Palermo respira arte. É de suspirar só de pensar. As livrarias, os cafés e os bares são mais descolados e bebem da verdadeira cultura de Buenos Aires. É parte da cidade em que se expressa o argentino como um sujeito romântico (no sentido de admirador), com um livro pra ler na mão e cercado de música boa, os melhores cafés e vinhos. Palermo é particularmente encantador. Dá pra passar ao menos um dia inteiro circulando nas vielas, entrando nos lugares e voltando por ruas que até então você não tinha notado. É onde todos os sentidos se encontram. Os cheiros, as texturas, os grafites, os pequenos encantamentos. E um pouco abaixo estão o Jardim Botânico, o Jardim Zoológico e o Planetário, além de outros imensos parques lotados de passeadores de cachorros e muita gente lendo.

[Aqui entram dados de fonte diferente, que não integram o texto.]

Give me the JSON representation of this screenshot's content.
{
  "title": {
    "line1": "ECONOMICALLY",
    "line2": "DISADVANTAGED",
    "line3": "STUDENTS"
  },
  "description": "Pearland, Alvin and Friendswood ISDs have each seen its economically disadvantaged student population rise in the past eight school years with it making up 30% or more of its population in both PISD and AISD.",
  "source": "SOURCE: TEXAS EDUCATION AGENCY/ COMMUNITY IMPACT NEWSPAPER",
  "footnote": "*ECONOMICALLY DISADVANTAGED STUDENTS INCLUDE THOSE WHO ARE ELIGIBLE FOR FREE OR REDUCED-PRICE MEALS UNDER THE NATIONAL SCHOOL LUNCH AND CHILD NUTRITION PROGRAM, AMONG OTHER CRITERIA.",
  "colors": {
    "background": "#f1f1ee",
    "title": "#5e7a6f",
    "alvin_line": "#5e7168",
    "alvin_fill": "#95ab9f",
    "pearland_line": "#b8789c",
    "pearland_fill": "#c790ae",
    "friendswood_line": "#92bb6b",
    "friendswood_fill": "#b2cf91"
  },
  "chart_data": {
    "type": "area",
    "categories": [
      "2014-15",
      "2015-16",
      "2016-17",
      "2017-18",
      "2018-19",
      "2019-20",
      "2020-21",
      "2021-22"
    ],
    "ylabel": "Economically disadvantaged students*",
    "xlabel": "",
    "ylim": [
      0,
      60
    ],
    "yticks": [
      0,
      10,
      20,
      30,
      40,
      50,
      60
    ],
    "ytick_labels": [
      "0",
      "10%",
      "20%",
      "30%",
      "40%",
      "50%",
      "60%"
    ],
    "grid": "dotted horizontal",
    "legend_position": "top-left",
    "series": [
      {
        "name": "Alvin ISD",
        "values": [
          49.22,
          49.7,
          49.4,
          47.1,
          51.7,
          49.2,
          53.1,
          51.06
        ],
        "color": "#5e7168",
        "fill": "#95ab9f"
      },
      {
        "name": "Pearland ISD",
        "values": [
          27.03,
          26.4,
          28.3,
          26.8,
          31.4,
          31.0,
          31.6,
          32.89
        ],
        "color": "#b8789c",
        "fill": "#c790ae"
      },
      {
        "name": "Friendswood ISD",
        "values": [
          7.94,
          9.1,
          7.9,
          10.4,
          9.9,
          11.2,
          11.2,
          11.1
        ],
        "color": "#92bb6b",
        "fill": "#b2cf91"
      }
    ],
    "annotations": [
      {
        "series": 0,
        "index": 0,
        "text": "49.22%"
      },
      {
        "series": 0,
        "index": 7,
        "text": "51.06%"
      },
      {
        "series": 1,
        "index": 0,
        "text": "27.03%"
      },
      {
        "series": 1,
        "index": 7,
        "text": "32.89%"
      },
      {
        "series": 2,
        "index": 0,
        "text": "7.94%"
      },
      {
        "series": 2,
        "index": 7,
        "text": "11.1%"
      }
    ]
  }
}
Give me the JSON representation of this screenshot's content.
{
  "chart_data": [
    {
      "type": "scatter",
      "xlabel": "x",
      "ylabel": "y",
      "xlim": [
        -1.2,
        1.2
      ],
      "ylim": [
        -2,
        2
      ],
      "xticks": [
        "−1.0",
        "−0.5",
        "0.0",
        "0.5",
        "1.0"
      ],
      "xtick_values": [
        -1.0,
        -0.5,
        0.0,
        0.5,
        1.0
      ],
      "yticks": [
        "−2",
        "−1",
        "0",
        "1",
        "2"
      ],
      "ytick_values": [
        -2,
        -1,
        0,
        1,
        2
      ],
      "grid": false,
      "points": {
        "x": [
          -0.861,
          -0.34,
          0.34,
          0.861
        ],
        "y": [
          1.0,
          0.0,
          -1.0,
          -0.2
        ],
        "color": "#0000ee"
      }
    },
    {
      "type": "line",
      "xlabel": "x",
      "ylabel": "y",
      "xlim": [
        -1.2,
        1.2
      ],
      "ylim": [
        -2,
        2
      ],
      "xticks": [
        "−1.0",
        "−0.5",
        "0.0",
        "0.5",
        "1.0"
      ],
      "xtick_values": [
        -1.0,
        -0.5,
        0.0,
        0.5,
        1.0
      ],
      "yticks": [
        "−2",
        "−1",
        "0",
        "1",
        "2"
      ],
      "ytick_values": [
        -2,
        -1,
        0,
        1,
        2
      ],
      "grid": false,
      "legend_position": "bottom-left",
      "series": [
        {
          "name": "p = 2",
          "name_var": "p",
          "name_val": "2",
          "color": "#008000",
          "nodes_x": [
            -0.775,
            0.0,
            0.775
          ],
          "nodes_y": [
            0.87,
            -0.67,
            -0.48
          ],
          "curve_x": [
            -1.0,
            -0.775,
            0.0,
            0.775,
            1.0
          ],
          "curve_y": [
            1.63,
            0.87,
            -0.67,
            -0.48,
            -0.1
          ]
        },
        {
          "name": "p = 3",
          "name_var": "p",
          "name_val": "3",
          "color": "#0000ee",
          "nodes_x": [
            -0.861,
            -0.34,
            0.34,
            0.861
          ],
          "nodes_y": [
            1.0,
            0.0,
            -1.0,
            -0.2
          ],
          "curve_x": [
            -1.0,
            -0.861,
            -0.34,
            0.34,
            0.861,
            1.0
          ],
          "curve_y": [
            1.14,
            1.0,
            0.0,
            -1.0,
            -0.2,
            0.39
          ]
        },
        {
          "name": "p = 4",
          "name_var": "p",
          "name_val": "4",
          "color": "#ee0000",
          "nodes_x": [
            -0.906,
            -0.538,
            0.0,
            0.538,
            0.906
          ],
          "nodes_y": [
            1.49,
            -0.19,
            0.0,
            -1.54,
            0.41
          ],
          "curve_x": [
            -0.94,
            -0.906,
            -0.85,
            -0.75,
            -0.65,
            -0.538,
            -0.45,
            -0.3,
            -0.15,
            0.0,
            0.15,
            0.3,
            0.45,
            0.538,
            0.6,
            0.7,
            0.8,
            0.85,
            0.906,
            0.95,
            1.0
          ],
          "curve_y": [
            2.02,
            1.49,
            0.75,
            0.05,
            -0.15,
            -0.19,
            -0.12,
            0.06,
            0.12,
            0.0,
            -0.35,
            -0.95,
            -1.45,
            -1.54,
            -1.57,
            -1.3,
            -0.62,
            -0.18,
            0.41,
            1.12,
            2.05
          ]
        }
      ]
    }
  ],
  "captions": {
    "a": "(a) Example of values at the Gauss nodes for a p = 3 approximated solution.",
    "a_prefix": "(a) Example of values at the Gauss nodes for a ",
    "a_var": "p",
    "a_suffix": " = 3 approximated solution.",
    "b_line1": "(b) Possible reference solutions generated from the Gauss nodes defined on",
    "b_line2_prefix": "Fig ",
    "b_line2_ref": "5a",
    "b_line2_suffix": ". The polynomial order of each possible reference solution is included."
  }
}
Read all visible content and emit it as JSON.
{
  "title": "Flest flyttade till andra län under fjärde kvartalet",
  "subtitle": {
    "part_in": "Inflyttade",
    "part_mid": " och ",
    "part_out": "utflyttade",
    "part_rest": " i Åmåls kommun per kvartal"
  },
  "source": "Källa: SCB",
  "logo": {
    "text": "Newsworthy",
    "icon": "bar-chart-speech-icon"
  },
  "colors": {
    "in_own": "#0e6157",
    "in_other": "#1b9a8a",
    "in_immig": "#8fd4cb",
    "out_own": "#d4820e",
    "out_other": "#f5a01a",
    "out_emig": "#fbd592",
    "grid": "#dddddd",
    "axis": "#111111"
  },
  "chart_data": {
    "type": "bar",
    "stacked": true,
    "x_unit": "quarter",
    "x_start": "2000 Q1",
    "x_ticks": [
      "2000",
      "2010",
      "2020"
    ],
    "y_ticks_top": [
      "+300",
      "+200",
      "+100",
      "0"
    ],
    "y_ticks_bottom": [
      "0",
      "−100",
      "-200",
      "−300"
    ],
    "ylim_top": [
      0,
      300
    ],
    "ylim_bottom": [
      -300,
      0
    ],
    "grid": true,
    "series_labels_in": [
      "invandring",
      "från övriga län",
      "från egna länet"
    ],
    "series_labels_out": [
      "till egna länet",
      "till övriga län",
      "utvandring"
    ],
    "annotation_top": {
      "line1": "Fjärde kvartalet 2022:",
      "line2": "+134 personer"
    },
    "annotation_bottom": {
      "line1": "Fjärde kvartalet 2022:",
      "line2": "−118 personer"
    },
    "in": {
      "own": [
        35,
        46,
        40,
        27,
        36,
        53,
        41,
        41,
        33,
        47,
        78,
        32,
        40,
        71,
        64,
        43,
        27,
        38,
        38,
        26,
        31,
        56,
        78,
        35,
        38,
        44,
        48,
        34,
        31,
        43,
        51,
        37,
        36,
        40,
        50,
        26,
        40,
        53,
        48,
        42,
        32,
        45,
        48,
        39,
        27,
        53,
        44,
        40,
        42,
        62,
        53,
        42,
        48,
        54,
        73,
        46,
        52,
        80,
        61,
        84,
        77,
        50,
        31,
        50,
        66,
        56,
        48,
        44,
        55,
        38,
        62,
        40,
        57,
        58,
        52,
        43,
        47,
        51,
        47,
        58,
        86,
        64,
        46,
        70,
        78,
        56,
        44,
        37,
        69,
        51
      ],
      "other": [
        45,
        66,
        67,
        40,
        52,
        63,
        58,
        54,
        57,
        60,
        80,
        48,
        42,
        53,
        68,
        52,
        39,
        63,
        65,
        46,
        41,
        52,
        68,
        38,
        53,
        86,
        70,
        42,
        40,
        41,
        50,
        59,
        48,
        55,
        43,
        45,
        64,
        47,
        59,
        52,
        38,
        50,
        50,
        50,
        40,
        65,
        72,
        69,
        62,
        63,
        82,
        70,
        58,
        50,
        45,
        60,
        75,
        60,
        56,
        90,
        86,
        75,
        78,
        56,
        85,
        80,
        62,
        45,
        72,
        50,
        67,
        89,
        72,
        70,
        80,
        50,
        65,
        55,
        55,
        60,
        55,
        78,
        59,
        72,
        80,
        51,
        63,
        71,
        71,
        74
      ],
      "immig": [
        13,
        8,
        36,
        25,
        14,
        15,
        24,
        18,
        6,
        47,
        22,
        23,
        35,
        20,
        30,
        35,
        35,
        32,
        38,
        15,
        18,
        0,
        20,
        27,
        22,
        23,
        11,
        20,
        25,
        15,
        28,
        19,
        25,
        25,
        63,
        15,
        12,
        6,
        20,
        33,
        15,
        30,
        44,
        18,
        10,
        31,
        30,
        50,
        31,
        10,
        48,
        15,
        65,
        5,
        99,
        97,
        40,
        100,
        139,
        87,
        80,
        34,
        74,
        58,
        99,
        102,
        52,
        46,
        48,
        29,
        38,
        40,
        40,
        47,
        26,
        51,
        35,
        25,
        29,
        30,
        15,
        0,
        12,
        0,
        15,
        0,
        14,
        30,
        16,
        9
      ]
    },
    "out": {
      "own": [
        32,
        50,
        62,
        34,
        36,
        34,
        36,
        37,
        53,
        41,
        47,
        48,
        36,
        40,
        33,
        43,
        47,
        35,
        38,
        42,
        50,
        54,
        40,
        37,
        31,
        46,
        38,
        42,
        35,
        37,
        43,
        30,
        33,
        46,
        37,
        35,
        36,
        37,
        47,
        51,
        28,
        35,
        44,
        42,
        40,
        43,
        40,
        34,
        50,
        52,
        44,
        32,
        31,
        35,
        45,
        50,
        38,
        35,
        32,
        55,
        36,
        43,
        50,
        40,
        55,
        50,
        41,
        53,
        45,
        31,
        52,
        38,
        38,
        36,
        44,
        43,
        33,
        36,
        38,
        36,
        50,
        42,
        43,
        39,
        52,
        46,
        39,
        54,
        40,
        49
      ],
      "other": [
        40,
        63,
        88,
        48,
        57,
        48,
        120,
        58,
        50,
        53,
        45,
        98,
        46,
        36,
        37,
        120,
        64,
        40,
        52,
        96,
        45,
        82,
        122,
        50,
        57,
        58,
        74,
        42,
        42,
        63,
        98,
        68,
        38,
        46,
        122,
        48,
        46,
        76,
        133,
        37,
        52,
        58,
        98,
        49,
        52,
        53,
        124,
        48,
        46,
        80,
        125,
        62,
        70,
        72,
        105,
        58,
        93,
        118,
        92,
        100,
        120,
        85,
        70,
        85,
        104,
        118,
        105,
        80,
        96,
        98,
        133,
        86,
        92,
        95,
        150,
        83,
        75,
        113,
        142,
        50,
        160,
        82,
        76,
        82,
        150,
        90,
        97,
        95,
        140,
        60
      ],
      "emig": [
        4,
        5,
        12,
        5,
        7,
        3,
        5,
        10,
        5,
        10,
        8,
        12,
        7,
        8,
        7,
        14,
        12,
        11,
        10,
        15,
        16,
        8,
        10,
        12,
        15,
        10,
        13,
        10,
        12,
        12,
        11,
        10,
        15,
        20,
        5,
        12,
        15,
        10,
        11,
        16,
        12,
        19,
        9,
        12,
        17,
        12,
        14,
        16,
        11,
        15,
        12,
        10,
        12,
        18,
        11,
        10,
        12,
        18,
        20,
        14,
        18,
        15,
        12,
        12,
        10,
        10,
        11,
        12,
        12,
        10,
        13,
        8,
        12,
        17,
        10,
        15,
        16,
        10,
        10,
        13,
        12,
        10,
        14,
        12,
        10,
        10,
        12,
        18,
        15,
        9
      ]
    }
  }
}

A região é para nós o melhor de Buenos Aires, juntamente com a Recoleta e Puerto Madero. A Recoleta é um bairro com vários comércios, muitos prédios residenciais e restaurantes por todos os lados. É um bairro com ótima qualidade de vida. Vale passar um dia inteiro circulando pelas ruas, entrando nas galerias e na livraria Gran Ateneo, que tem 5 andares e um estilo grego ímpar. Era um cinema de rua há 100 anos. O Cemitério, reduto dos grupos de turistas, não compensa. A não ser se o turista seja mesmo admirador de mausoléus. No mais, ele apenas reserva uma “ostentação pós-morte” e pode representar um caminho religioso. Nós optamos passar rápido por ele e ficar mais tempo na feira que ocorre do lado de fora e na galeria de design que é ao lado. Há alguns museus bem perto também.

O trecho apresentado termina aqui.